Table of Contents
This article was originally published on May 25, 2016, by Charlie von Metzradt, co-founder of Hosted Graphite, for the Hosted Graphite blog. Since then, Hosted Graphite has become MetricFire but our goal has stayed the same: Monitoring should be accessible. For more information and for updates on new features, book a time with our team!
An Introduction to Alerting
In this blog, we'll show you how Alerting for Graphite works. What do you need to look at when considering what you alert on, and where do those alerts go? An early warning system is only as good as its alarms.
What is alerting?
Monitoring uses alerts to tell you when something unexpected happens, if you need to act, and how you might fix a problem. Good alerts give you the right context to act and enough lead time to be effective. Bad alerts tell you what you already know or don't need to hear - once you know a database is down, you don’t need to be reminded every minute.
If monitoring gives you data, then alerting gives you information.
How to use Alerts
Done properly, your alerts should trigger only for states or events that require attention or intervention. If you flood your sysadmins with minor alerts, they will try to read them all or ignore them altogether - both poor outcomes! Every sysadmin I've ever spoken to gets a thousand-yard stare when I mention Nagios's propensity to fill your mailbox with redundant information.
For simple record keeping, set up descriptive logging in a human-readable format to capture an event so you can dig into it later - e.g. "Production web server number of 500 errors". A good rule of thumb for logging sensitivity is to trigger alerts on what might equate to syslog standard severity levels of Error and higher.
Each alert should capture at least these fields:
- Status - What’s wrong?
A simple, specific statement of what’s changed: a server offline, power supply interrupted, large numbers of users dropped, unusually long response times.
- Priority - How urgent is it?
- High - Something is on fire that must be fixed; wake the right person to tackle the problem. A smoke alarm in a data center needs a quick response from your on-call engineer, and probably the Fire Department, too. Medium - Something needs action but not right away; check the logs tomorrow so technical staff can follow up. Your secondary backup server running low on disk space is a risk for you to deal with this month, but not a crisis today. Low - Something unusual happened; email the details to create an evidence trail for later investigation. There are weird traffic patterns on your internal network - is everyone streaming Game of Thrones clips on Monday morning? Have a look when you get the chance.
- Next steps - What do we do?
A list of product/service owners, escalation paths, and immediate corrective actions. This is a good place for some easy troubleshooting - if the team working overnight can solve the issue with a reboot, then you don’t need to take it any further. Runbooks are a life-saver in the small hours of the morning, giving the bleary-eyed ops team some simple guidelines when nothing's making sense.
- Tune your thresholds regularly to eliminate noise and create alerts for previously undetected incidents. If load spikes during commercial breaks in the big game, tweak your alerts to accommodate that.
- Don’t confuse priority and severity. Extra processing time for an ecommerce transaction, for example, might be a medium-severity defect; but priority depends on factors such as user traffic and SLA terms. What’s an inconvenience on Easter Sunday could be a potential disaster on Black Friday!
- Disable alerts for test environments, maintenance windows, and newly deployed services - waking someone up for false positives makes for an angry ops team.

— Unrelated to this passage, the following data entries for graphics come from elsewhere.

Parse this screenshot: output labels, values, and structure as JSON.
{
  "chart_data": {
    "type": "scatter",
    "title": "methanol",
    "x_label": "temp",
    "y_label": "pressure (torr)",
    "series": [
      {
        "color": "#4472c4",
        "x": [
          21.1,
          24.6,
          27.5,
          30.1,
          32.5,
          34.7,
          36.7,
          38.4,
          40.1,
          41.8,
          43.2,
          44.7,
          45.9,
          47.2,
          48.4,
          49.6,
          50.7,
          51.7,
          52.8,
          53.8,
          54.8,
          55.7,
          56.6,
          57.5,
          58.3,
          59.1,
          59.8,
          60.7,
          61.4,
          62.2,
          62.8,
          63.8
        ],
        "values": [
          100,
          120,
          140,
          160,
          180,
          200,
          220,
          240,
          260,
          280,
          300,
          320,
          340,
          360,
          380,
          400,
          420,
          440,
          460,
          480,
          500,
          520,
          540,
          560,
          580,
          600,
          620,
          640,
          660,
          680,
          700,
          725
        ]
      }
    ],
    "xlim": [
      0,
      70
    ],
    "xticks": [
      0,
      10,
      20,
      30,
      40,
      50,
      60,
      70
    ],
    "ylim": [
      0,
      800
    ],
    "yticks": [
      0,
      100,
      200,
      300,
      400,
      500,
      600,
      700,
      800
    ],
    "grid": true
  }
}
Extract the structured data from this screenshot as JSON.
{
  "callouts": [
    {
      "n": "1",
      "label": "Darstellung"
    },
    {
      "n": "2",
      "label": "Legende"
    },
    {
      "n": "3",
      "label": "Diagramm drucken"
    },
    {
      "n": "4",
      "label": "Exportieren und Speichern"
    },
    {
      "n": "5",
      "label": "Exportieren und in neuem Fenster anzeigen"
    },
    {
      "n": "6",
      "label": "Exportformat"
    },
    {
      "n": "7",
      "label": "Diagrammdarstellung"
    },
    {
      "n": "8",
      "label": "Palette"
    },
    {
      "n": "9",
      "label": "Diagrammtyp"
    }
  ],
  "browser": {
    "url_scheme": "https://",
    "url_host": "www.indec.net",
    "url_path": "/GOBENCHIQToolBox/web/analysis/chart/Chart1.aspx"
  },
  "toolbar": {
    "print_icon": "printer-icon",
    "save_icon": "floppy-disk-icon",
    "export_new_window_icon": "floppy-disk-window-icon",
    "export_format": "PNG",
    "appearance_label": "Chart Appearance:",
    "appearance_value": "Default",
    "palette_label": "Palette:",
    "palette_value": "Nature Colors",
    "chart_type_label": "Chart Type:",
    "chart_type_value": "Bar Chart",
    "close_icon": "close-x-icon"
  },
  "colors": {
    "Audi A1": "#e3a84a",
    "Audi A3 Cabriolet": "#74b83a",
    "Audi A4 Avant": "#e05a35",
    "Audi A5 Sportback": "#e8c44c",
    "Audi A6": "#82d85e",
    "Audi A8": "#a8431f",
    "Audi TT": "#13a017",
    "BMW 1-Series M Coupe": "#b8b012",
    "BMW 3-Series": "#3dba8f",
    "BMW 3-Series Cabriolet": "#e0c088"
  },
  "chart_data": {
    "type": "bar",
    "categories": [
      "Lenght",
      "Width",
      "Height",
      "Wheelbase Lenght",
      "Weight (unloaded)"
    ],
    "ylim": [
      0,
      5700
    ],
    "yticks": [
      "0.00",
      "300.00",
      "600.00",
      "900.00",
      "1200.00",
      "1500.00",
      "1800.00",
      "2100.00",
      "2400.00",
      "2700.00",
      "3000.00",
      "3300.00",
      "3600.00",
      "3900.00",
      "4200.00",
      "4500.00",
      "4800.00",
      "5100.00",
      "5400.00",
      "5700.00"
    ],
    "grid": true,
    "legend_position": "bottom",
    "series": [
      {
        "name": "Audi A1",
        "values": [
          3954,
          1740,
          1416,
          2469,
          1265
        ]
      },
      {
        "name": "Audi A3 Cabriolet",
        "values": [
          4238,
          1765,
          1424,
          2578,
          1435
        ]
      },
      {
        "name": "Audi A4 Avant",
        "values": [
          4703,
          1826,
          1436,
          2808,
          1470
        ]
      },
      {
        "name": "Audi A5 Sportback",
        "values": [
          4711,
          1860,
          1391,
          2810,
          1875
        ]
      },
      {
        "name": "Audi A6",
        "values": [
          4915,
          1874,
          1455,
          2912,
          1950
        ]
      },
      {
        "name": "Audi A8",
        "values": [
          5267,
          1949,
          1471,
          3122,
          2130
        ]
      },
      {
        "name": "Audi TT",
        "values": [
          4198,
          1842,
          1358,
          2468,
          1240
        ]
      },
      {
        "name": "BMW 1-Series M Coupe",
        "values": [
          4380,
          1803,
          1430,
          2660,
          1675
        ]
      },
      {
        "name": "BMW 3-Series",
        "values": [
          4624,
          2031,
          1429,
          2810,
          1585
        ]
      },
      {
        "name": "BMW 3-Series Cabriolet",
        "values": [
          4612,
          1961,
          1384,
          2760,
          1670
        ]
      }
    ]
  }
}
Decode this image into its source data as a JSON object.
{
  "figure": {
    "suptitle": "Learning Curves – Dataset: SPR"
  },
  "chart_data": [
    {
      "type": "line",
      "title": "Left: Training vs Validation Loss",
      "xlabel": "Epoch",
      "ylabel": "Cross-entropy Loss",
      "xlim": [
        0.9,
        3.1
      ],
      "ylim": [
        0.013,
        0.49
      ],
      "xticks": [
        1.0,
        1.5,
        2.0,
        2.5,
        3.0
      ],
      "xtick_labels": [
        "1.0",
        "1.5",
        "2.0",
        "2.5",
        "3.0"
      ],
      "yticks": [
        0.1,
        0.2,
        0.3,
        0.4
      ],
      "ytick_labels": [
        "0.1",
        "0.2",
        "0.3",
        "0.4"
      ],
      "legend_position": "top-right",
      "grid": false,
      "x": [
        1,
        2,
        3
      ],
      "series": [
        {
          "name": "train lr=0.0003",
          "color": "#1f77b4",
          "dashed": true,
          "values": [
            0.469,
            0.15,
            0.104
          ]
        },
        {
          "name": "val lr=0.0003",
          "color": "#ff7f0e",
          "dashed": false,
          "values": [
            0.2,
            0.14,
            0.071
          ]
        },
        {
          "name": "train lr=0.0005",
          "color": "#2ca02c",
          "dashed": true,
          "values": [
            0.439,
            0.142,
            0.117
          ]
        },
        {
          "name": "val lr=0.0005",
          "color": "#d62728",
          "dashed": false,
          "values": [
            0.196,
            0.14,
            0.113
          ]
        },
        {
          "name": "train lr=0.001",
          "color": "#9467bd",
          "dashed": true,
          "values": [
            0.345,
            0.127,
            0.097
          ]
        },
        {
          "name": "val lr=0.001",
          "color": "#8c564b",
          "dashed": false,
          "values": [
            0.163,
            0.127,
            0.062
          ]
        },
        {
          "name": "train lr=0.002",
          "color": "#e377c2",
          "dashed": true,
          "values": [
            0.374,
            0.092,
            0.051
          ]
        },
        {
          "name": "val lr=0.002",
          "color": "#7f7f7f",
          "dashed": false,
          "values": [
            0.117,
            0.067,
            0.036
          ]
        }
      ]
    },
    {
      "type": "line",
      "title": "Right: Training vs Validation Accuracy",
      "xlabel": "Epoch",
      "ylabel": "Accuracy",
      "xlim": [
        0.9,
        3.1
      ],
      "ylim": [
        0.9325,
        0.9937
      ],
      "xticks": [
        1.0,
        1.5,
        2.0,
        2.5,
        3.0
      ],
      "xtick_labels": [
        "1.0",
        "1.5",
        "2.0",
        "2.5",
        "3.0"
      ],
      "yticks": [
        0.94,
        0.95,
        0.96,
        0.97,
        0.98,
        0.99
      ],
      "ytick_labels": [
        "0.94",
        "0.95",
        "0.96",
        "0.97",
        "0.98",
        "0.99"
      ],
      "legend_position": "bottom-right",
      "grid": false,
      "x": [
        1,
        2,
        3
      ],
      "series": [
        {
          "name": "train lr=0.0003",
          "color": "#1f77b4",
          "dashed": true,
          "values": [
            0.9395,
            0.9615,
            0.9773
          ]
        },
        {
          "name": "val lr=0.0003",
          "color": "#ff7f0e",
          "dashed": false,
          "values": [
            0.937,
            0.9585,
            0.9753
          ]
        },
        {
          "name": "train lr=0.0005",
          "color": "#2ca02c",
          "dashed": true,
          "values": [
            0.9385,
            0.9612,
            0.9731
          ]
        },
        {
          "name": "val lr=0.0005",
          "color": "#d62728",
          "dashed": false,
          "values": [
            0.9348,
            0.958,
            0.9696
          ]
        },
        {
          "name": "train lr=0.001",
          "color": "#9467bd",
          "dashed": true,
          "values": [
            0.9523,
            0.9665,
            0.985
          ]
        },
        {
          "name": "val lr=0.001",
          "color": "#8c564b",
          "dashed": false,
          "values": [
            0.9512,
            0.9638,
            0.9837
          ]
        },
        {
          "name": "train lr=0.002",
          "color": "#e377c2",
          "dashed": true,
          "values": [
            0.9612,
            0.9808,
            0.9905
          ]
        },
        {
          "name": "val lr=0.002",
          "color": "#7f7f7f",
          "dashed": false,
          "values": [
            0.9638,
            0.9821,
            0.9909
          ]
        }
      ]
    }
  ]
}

- Update your call sheet with current contact details - when time is crucial, there’s no room to chase down the former service owner who handed over their admin rights last month.
A final word
Every business has a different set of critical paths - you know your systems and people best. Alerts can be automated, but the wisdom behind them can’t be.
- Establish the remediation procedures that will be kicked off by alerts.
- Discuss with engineers the kind of diagnostic data that is useful to them - Hosted Graphite alerts can drop graph images directly into Hipchat and Slack.
- Write a text description of your alerts so that it gives unambiguous instructions for resolution.
An alarm doesn’t mean panic when everyone knows there’s an established process they can trust.